Today is World Mental Health Day. This year's theme is "The Great Push: Investing in Mental Health," with a call for governments and others to invest in policies and approaches for removing barriers to mental health services and investing in prevention efforts as a cost-savings measure. In observance of this day, I feel it is important to highlight the need for policies that address the risk of child welfare workers developing secondary traumatic stress as a result of their day-to-day work; situations which may cause this include removing a child from his/her home due to abuse or neglect, the death of a child (whether on one's caseload or not), or threats/acts of verbal or physical violence by a client or community member.
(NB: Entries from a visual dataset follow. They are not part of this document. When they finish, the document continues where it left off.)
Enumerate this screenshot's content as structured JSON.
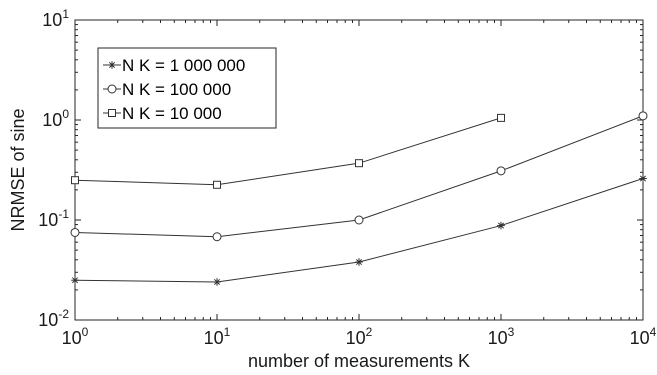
{
  "chart_data": {
    "type": "line",
    "x_scale": "log",
    "y_scale": "log",
    "xlabel": "number of measurements K",
    "ylabel": "NRMSE of sine",
    "xlim": [
      1,
      10000
    ],
    "ylim": [
      0.01,
      10
    ],
    "x_ticks": [
      {
        "base": "10",
        "exp": "0",
        "value": 1
      },
      {
        "base": "10",
        "exp": "1",
        "value": 10
      },
      {
        "base": "10",
        "exp": "2",
        "value": 100
      },
      {
        "base": "10",
        "exp": "3",
        "value": 1000
      },
      {
        "base": "10",
        "exp": "4",
        "value": 10000
      }
    ],
    "y_ticks": [
      {
        "base": "10",
        "exp": "-2",
        "value": 0.01
      },
      {
        "base": "10",
        "exp": "-1",
        "value": 0.1
      },
      {
        "base": "10",
        "exp": "0",
        "value": 1
      },
      {
        "base": "10",
        "exp": "1",
        "value": 10
      }
    ],
    "grid": false,
    "legend_position": "top-left",
    "series": [
      {
        "name": "N K = 1 000 000",
        "marker": "asterisk",
        "x": [
          1,
          10,
          100,
          1000,
          10000
        ],
        "y": [
          0.025,
          0.024,
          0.038,
          0.088,
          0.26
        ]
      },
      {
        "name": "N K = 100 000",
        "marker": "circle",
        "x": [
          1,
          10,
          100,
          1000,
          10000
        ],
        "y": [
          0.075,
          0.068,
          0.1,
          0.31,
          1.1
        ]
      },
      {
        "name": "N K = 10 000",
        "marker": "square",
        "x": [
          1,
          10,
          100,
          1000
        ],
        "y": [
          0.25,
          0.225,
          0.37,
          1.05
        ]
      }
    ],
    "colors": {
      "line": "#333333",
      "axes": "#262626"
    }
  }
}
Symptoms of STS are similar to those of post-secondary traumatic stress (PTSD) disorder, and include:
- Not being able to leave work at work;
- Overwhelming guilt;
- Anxiety about one's own children; and
- Sleep issues & fatigue.
Although there is not a lot of research conducted on STS in the child welfare field, those who have written about it recommend that agencies develop policies addressing STS as an occupational hazard in the child welfare field. Policy ideas include:
- The development of Employee Assistance Programs (EAPs) and good mental health insurance coverage;
- Ongoing education and training for child welfare workers on STS and coping strategies;
- The use of peer support teams; and
- Ongoing training for supervisors so they can provide effective and adequate supervision.
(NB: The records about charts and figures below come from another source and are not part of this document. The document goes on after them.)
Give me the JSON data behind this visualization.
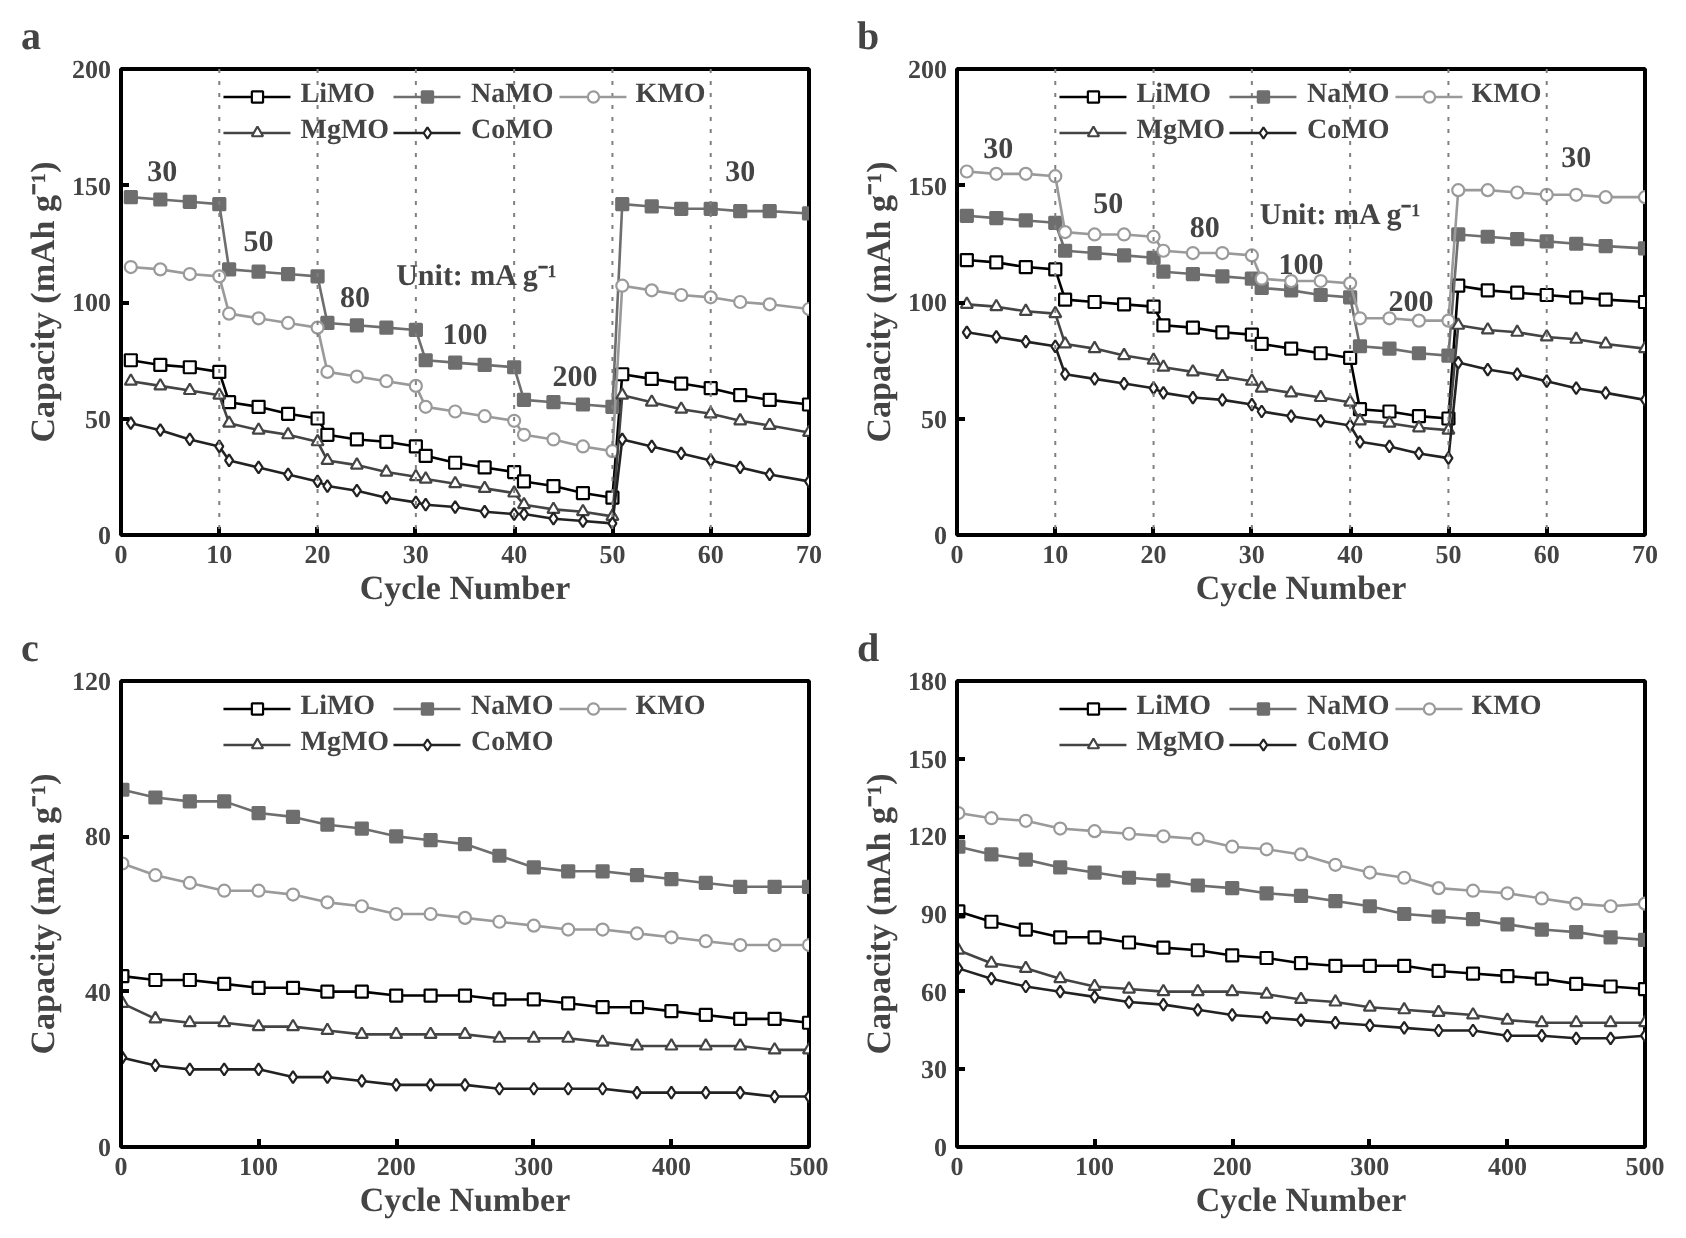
{
  "chart_data": [
    {
      "type": "line",
      "title": "a",
      "xlabel": "Cycle Number",
      "ylabel": "Capacity (mAh g⁻¹)",
      "xlim": [
        0,
        70
      ],
      "ylim": [
        0,
        200
      ],
      "xticks": [
        0,
        10,
        20,
        30,
        40,
        50,
        60,
        70
      ],
      "yticks": [
        0,
        50,
        100,
        150,
        200
      ],
      "grid": false,
      "legend": "top",
      "x": [
        1,
        4,
        7,
        10,
        11,
        14,
        17,
        20,
        21,
        24,
        27,
        30,
        31,
        34,
        37,
        40,
        41,
        44,
        47,
        50,
        51,
        54,
        57,
        60,
        63,
        66,
        70
      ],
      "series": [
        {
          "name": "LiMO",
          "color": "#000000",
          "marker": "square",
          "values": [
            75,
            73,
            72,
            70,
            57,
            55,
            52,
            50,
            43,
            41,
            40,
            38,
            34,
            31,
            29,
            27,
            23,
            21,
            18,
            16,
            69,
            67,
            65,
            63,
            60,
            58,
            56
          ]
        },
        {
          "name": "NaMO",
          "color": "#6e6e6e",
          "marker": "square_filled",
          "values": [
            145,
            144,
            143,
            142,
            114,
            113,
            112,
            111,
            91,
            90,
            89,
            88,
            75,
            74,
            73,
            72,
            58,
            57,
            56,
            55,
            142,
            141,
            140,
            140,
            139,
            139,
            138
          ]
        },
        {
          "name": "KMO",
          "color": "#9a9a9a",
          "marker": "circle",
          "values": [
            115,
            114,
            112,
            111,
            95,
            93,
            91,
            89,
            70,
            68,
            66,
            64,
            55,
            53,
            51,
            49,
            43,
            41,
            38,
            36,
            107,
            105,
            103,
            102,
            100,
            99,
            97
          ]
        },
        {
          "name": "MgMO",
          "color": "#444444",
          "marker": "triangle",
          "values": [
            66,
            64,
            62,
            60,
            48,
            45,
            43,
            40,
            32,
            30,
            27,
            25,
            24,
            22,
            20,
            18,
            13,
            11,
            10,
            8,
            60,
            57,
            54,
            52,
            49,
            47,
            44
          ]
        },
        {
          "name": "CoMO",
          "color": "#222222",
          "marker": "diamond",
          "values": [
            48,
            45,
            41,
            38,
            32,
            29,
            26,
            23,
            21,
            19,
            16,
            14,
            13,
            12,
            10,
            9,
            9,
            7,
            6,
            5,
            41,
            38,
            35,
            32,
            29,
            26,
            23
          ]
        }
      ],
      "ref_lines": [
        {
          "axis": "x",
          "value": 10,
          "color": "#808080",
          "line_style": "dotted"
        },
        {
          "axis": "x",
          "value": 20,
          "color": "#808080",
          "line_style": "dotted"
        },
        {
          "axis": "x",
          "value": 30,
          "color": "#808080",
          "line_style": "dotted"
        },
        {
          "axis": "x",
          "value": 40,
          "color": "#808080",
          "line_style": "dotted"
        },
        {
          "axis": "x",
          "value": 50,
          "color": "#808080",
          "line_style": "dotted"
        },
        {
          "axis": "x",
          "value": 60,
          "color": "#808080",
          "line_style": "dotted"
        }
      ],
      "annotations": [
        "30",
        "50",
        "80",
        "100",
        "200",
        "30",
        "Unit: mA g⁻¹"
      ]
    },
    {
      "type": "line",
      "title": "b",
      "xlabel": "Cycle Number",
      "ylabel": "Capacity (mAh g⁻¹)",
      "xlim": [
        0,
        70
      ],
      "ylim": [
        0,
        200
      ],
      "xticks": [
        0,
        10,
        20,
        30,
        40,
        50,
        60,
        70
      ],
      "yticks": [
        0,
        50,
        100,
        150,
        200
      ],
      "grid": false,
      "legend": "top",
      "x": [
        1,
        4,
        7,
        10,
        11,
        14,
        17,
        20,
        21,
        24,
        27,
        30,
        31,
        34,
        37,
        40,
        41,
        44,
        47,
        50,
        51,
        54,
        57,
        60,
        63,
        66,
        70
      ],
      "series": [
        {
          "name": "LiMO",
          "color": "#000000",
          "marker": "square",
          "values": [
            118,
            117,
            115,
            114,
            101,
            100,
            99,
            98,
            90,
            89,
            87,
            86,
            82,
            80,
            78,
            76,
            54,
            53,
            51,
            50,
            107,
            105,
            104,
            103,
            102,
            101,
            100
          ]
        },
        {
          "name": "NaMO",
          "color": "#6e6e6e",
          "marker": "square_filled",
          "values": [
            137,
            136,
            135,
            134,
            122,
            121,
            120,
            119,
            113,
            112,
            111,
            110,
            106,
            105,
            103,
            102,
            81,
            80,
            78,
            77,
            129,
            128,
            127,
            126,
            125,
            124,
            123
          ]
        },
        {
          "name": "KMO",
          "color": "#9a9a9a",
          "marker": "circle",
          "values": [
            156,
            155,
            155,
            154,
            130,
            129,
            129,
            128,
            122,
            121,
            121,
            120,
            110,
            109,
            109,
            108,
            93,
            93,
            92,
            92,
            148,
            148,
            147,
            146,
            146,
            145,
            145
          ]
        },
        {
          "name": "MgMO",
          "color": "#444444",
          "marker": "triangle",
          "values": [
            99,
            98,
            96,
            95,
            82,
            80,
            77,
            75,
            72,
            70,
            68,
            66,
            63,
            61,
            59,
            57,
            49,
            48,
            46,
            45,
            90,
            88,
            87,
            85,
            84,
            82,
            80
          ]
        },
        {
          "name": "CoMO",
          "color": "#222222",
          "marker": "diamond",
          "values": [
            87,
            85,
            83,
            81,
            69,
            67,
            65,
            63,
            61,
            59,
            58,
            56,
            53,
            51,
            49,
            47,
            40,
            38,
            35,
            33,
            74,
            71,
            69,
            66,
            63,
            61,
            58
          ]
        }
      ],
      "ref_lines": [
        {
          "axis": "x",
          "value": 10,
          "color": "#808080",
          "line_style": "dotted"
        },
        {
          "axis": "x",
          "value": 20,
          "color": "#808080",
          "line_style": "dotted"
        },
        {
          "axis": "x",
          "value": 30,
          "color": "#808080",
          "line_style": "dotted"
        },
        {
          "axis": "x",
          "value": 40,
          "color": "#808080",
          "line_style": "dotted"
        },
        {
          "axis": "x",
          "value": 50,
          "color": "#808080",
          "line_style": "dotted"
        },
        {
          "axis": "x",
          "value": 60,
          "color": "#808080",
          "line_style": "dotted"
        }
      ],
      "annotations": [
        "30",
        "50",
        "80",
        "100",
        "200",
        "30",
        "Unit: mA g⁻¹"
      ]
    },
    {
      "type": "line",
      "title": "c",
      "xlabel": "Cycle Number",
      "ylabel": "Capacity (mAh g⁻¹)",
      "xlim": [
        0,
        500
      ],
      "ylim": [
        0,
        120
      ],
      "xticks": [
        0,
        100,
        200,
        300,
        400,
        500
      ],
      "yticks": [
        0,
        40,
        80,
        120
      ],
      "grid": false,
      "legend": "top",
      "x": [
        1,
        25,
        50,
        75,
        100,
        125,
        150,
        175,
        200,
        225,
        250,
        275,
        300,
        325,
        350,
        375,
        400,
        425,
        450,
        475,
        500
      ],
      "series": [
        {
          "name": "LiMO",
          "color": "#000000",
          "marker": "square",
          "values": [
            44,
            43,
            43,
            42,
            41,
            41,
            40,
            40,
            39,
            39,
            39,
            38,
            38,
            37,
            36,
            36,
            35,
            34,
            33,
            33,
            32
          ]
        },
        {
          "name": "NaMO",
          "color": "#6e6e6e",
          "marker": "square_filled",
          "values": [
            92,
            90,
            89,
            89,
            86,
            85,
            83,
            82,
            80,
            79,
            78,
            75,
            72,
            71,
            71,
            70,
            69,
            68,
            67,
            67,
            67
          ]
        },
        {
          "name": "KMO",
          "color": "#9a9a9a",
          "marker": "circle",
          "values": [
            73,
            70,
            68,
            66,
            66,
            65,
            63,
            62,
            60,
            60,
            59,
            58,
            57,
            56,
            56,
            55,
            54,
            53,
            52,
            52,
            52
          ]
        },
        {
          "name": "MgMO",
          "color": "#444444",
          "marker": "triangle",
          "values": [
            37,
            33,
            32,
            32,
            31,
            31,
            30,
            29,
            29,
            29,
            29,
            28,
            28,
            28,
            27,
            26,
            26,
            26,
            26,
            25,
            25
          ]
        },
        {
          "name": "CoMO",
          "color": "#222222",
          "marker": "diamond",
          "values": [
            23,
            21,
            20,
            20,
            20,
            18,
            18,
            17,
            16,
            16,
            16,
            15,
            15,
            15,
            15,
            14,
            14,
            14,
            14,
            13,
            13
          ]
        }
      ]
    },
    {
      "type": "line",
      "title": "d",
      "xlabel": "Cycle Number",
      "ylabel": "Capacity (mAh g⁻¹)",
      "xlim": [
        0,
        500
      ],
      "ylim": [
        0,
        180
      ],
      "xticks": [
        0,
        100,
        200,
        300,
        400,
        500
      ],
      "yticks": [
        0,
        30,
        60,
        90,
        120,
        150,
        180
      ],
      "grid": false,
      "legend": "top",
      "x": [
        1,
        25,
        50,
        75,
        100,
        125,
        150,
        175,
        200,
        225,
        250,
        275,
        300,
        325,
        350,
        375,
        400,
        425,
        450,
        475,
        500
      ],
      "series": [
        {
          "name": "LiMO",
          "color": "#000000",
          "marker": "square",
          "values": [
            91,
            87,
            84,
            81,
            81,
            79,
            77,
            76,
            74,
            73,
            71,
            70,
            70,
            70,
            68,
            67,
            66,
            65,
            63,
            62,
            61
          ]
        },
        {
          "name": "NaMO",
          "color": "#6e6e6e",
          "marker": "square_filled",
          "values": [
            116,
            113,
            111,
            108,
            106,
            104,
            103,
            101,
            100,
            98,
            97,
            95,
            93,
            90,
            89,
            88,
            86,
            84,
            83,
            81,
            80
          ]
        },
        {
          "name": "KMO",
          "color": "#9a9a9a",
          "marker": "circle",
          "values": [
            129,
            127,
            126,
            123,
            122,
            121,
            120,
            119,
            116,
            115,
            113,
            109,
            106,
            104,
            100,
            99,
            98,
            96,
            94,
            93,
            94
          ]
        },
        {
          "name": "MgMO",
          "color": "#444444",
          "marker": "triangle",
          "values": [
            76,
            71,
            69,
            65,
            62,
            61,
            60,
            60,
            60,
            59,
            57,
            56,
            54,
            53,
            52,
            51,
            49,
            48,
            48,
            48,
            48
          ]
        },
        {
          "name": "CoMO",
          "color": "#222222",
          "marker": "diamond",
          "values": [
            69,
            65,
            62,
            60,
            58,
            56,
            55,
            53,
            51,
            50,
            49,
            48,
            47,
            46,
            45,
            45,
            43,
            43,
            42,
            42,
            43
          ]
        }
      ]
    }
  ]
}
To date, there are no prominent state or federal policies that specifically address STS among workers in the child welfare system (although the Child Abuse Prevention
and Treatment Act indirectly addresses STS by providing grants to states for projects related to recruitment and retention of child welfare workers). Related to this issue is the fact that the child welfare system as a whole (including mental health services for those involved in this system) suffers from inadequate federal and state funding, impeding policymakers' abilities to address issues such as STS.
What are your thoughts on this issue? Do you (or someone you know) suffer from STS? How would you address STS in the workforce, if you were a policymaker or an agency director?